克雷白氏肺炎桿菌線毛的分佈與表現

Abstract

克雷白氏肺炎桿菌是一株引起伺機性感染的革蘭式陰性細菌，大多於免疫力不全的病人身上，引起化膿性的潰瘍、菌血症、尿道以及呼吸道的感染。為了探討克雷白氏肺炎桿菌的致病機制，在本論文中，我們針對在感染初期扮演著重要角色的線毛的分佈及表現調控進行研究。 我們藉由分析克雷白氏肺炎桿菌NTUH-K2044的全基因體序列，共發現了九組獨立的線毛基因群。除了過去已知的第一型與第三型線毛基因組外，其餘的七組尚未有文獻報導，我們將其分別命名為kpa、kpb、kpc、kpd、kpe、kpf、kpg基因組。我們進一步分析了克雷白氏肺炎桿菌的臨床分離菌株，發現kpb與kpc基因組在K1莢膜血清型的菌株中有顯著較高的存在率。隨後，我們針對Kpc線毛進行了特性分析。在大腸桿菌中表現Kpc線毛的生合成基因組kpcABCD後，可以致使細菌製造出Kpc線毛並且增強其生物膜的形成能力。我們也發現Kpc線毛的表現受到了相變機制（phase variation）的調控，而此相變機制則是由KpcI專一性DNA重組酶所負責。最後，我們著重於第三型線毛的表現調控進行研究。我們發現位於第三型線毛基因組下游的mrkHIJ操作組可生合成出三個調控蛋白質來影響第三型線毛的表現。mrkI基因被預測可生合成出LuxR類型的轉錄因子，而我們將mrkI在克雷白氏肺炎桿菌中進行剔除後，發現會破壞第三型線毛的基因轉錄。
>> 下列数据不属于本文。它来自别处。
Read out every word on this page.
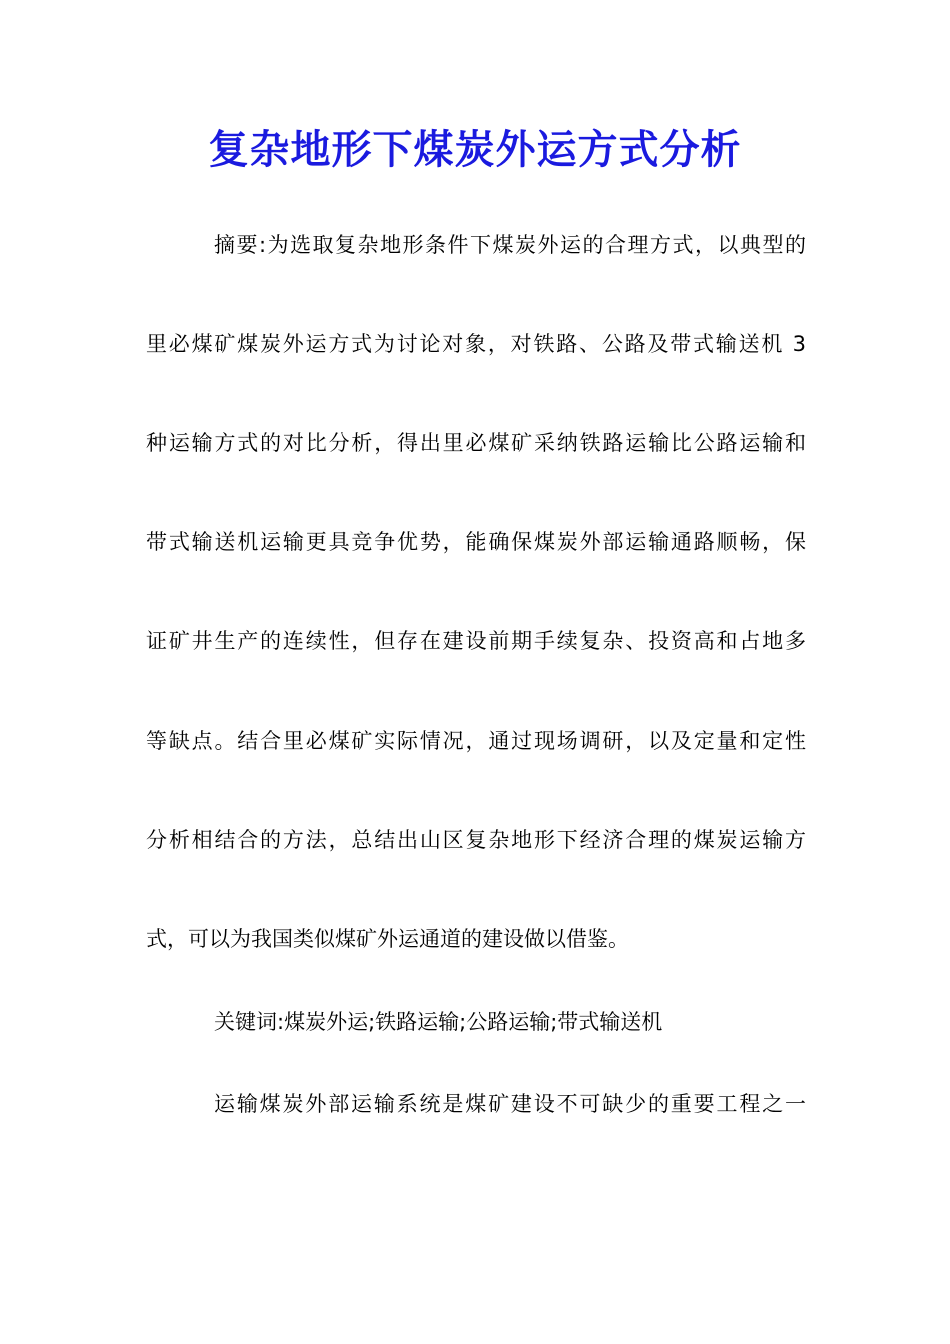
复杂地形下煤炭外运方式分析

摘要:为选取复杂地形条件下煤炭外运的合理方式，以典型的

里必煤矿煤炭外运方式为讨论对象，对铁路、公路及带式输送机 3

种运输方式的对比分析，得出里必煤矿采纳铁路运输比公路运输和

带式输送机运输更具竞争优势，能确保煤炭外部运输通路顺畅，保

证矿井生产的连续性，但存在建设前期手续复杂、投资高和占地多

等缺点。结合里必煤矿实际情况，通过现场调研，以及定量和定性

分析相结合的方法，总结出山区复杂地形下经济合理的煤炭运输方

式，可以为我国类似煤矿外运通道的建设做以借鉴。

关键词:煤炭外运;铁路运输;公路运输;带式输送机

运输煤炭外部运输系统是煤矿建设不可缺少的重要工程之一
同時我們也證明，具有PilZ模組的MrkH與具有EAL模組的MrkJ，可分別正向與負向調控第三型線毛的表現。此外，我們發現Fur攝鐵調控子會經由調控mrkHIJ操作組來影響第三型線毛的表現。而二次代謝傳導物c-di-GMP也被證明可經由Fur與MrkI來活化第三型線毛的表現。我們還發現缺氧環境可能是影響第三型線毛表現的因子。 在本論文中，我們首度報導了克雷白氏肺炎桿菌線毛的基因體學分析，這個報導將有助於未來對於此細菌線毛黏附作用的研究（第二章）。我們也分析了Kpc線毛的功能性與相變調控表現（第三章），以及探討影響第三型線毛表現的多重調控因子（第四章）。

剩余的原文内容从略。